More government officials come to RGV in wake of border crisis

News Center 23

POSTED: Thursday, July 3, 2014 - 3:41pm

UPDATED: Friday, July 4, 2014 - 9:14am

The Rio Grande Valley Border Patrol Sector continues to see an influx in the number of Central and South American children coming to the US seeking amnesty. The crisis has become so unstable that government officials in Washington have made their way to the Valley to get an inside look at the situation and offer their advice to keep it under control:

"The children that we now have our being housed in facilities that were not designed for taking care of children," said Judicial House Committee Chairman Bob Goodlatte. "So, the first thing that needs to be done is we need to make sure we're stopping more of them from getting to that point."

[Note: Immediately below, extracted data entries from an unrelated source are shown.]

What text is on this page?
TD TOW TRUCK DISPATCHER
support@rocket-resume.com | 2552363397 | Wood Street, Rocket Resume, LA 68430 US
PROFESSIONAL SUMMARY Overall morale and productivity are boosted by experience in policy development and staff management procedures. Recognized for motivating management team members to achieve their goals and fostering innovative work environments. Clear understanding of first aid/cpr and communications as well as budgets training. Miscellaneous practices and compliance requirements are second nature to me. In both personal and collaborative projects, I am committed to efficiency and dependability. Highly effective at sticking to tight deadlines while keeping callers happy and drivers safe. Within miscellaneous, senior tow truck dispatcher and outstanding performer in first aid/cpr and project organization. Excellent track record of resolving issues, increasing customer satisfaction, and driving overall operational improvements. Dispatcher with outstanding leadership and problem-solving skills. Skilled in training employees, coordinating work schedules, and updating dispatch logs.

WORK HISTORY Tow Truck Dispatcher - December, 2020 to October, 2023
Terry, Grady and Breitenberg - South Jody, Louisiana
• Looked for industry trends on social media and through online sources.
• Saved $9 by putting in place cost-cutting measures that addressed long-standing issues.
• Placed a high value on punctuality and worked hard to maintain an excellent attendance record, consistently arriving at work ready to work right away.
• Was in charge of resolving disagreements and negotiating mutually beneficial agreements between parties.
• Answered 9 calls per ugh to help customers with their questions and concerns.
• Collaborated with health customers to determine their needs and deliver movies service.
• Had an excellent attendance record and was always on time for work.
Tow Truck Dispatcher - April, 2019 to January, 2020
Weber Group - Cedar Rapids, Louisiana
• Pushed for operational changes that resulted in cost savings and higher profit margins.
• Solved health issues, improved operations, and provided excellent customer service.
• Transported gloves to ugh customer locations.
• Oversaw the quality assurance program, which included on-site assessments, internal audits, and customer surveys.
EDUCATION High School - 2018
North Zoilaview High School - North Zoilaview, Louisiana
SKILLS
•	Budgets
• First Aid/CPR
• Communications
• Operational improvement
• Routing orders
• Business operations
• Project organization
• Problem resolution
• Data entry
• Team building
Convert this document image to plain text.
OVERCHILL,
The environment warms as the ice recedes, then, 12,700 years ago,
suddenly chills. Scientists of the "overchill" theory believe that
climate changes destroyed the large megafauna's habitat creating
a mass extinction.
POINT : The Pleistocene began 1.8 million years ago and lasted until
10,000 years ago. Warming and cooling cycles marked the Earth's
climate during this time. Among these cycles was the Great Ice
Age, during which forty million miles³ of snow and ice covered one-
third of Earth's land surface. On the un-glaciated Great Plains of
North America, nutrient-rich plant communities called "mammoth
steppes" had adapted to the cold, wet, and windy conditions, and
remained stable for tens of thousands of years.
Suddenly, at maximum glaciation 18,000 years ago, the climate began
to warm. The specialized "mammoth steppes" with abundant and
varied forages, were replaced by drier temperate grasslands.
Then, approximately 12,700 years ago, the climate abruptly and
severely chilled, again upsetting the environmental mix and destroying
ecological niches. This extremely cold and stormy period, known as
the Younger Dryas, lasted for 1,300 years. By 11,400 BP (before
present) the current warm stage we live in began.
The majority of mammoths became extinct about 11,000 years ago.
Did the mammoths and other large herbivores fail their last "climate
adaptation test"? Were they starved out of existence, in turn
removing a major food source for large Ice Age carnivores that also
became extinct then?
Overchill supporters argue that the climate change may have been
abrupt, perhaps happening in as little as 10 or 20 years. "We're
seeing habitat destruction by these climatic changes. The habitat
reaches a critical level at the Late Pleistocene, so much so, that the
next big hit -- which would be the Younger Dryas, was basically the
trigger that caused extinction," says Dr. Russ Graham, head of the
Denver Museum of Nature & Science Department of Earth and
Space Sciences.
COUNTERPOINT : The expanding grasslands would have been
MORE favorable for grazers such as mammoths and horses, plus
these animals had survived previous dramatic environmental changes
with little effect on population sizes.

Since 2011, the Department of Homeland Security has seen more than 50,000 minors and 40,000 family members crossing into the US. That represents an almost 1400 percent increase in the last three years.

Goodlatte says that President Obama needs to more aggressively enforce the immigration laws of the United States, otherwise then country will continue to send out a very particular message to people in Central America.

"The message is that if you come to the United States, this government is going to let you in, and you're going to be able to stay there forever," said Goodlatte. "That's not how our immigration laws are intended to work. They are malfunctioning and the president needs to step up and fix that."

"It did start with the president not enforcing the law and telling people he was going to do it," said U.S. Representative Darrell Issa (R - Calif.) "So any further effort by the president to say he's not going to enforce the other immigration laws ,could only make it worse."

Goodlatte and Issa say not only is this a burden on the United States, but the journey for these children to get here is unsafe.

"Smugglers are paid by their parents who often times are already illegally in the United States, to take them on an extraordinarily dangerous journey," said Goodlatte. "Some of them are killed, some of them are maimed, some of them are diverted into sex trafficking."

"Now, it's bringing dreamers in, if you will, anew at great risks to them and their family, and it's also having a tremendous impact on these communities and ones around the country," said Issa.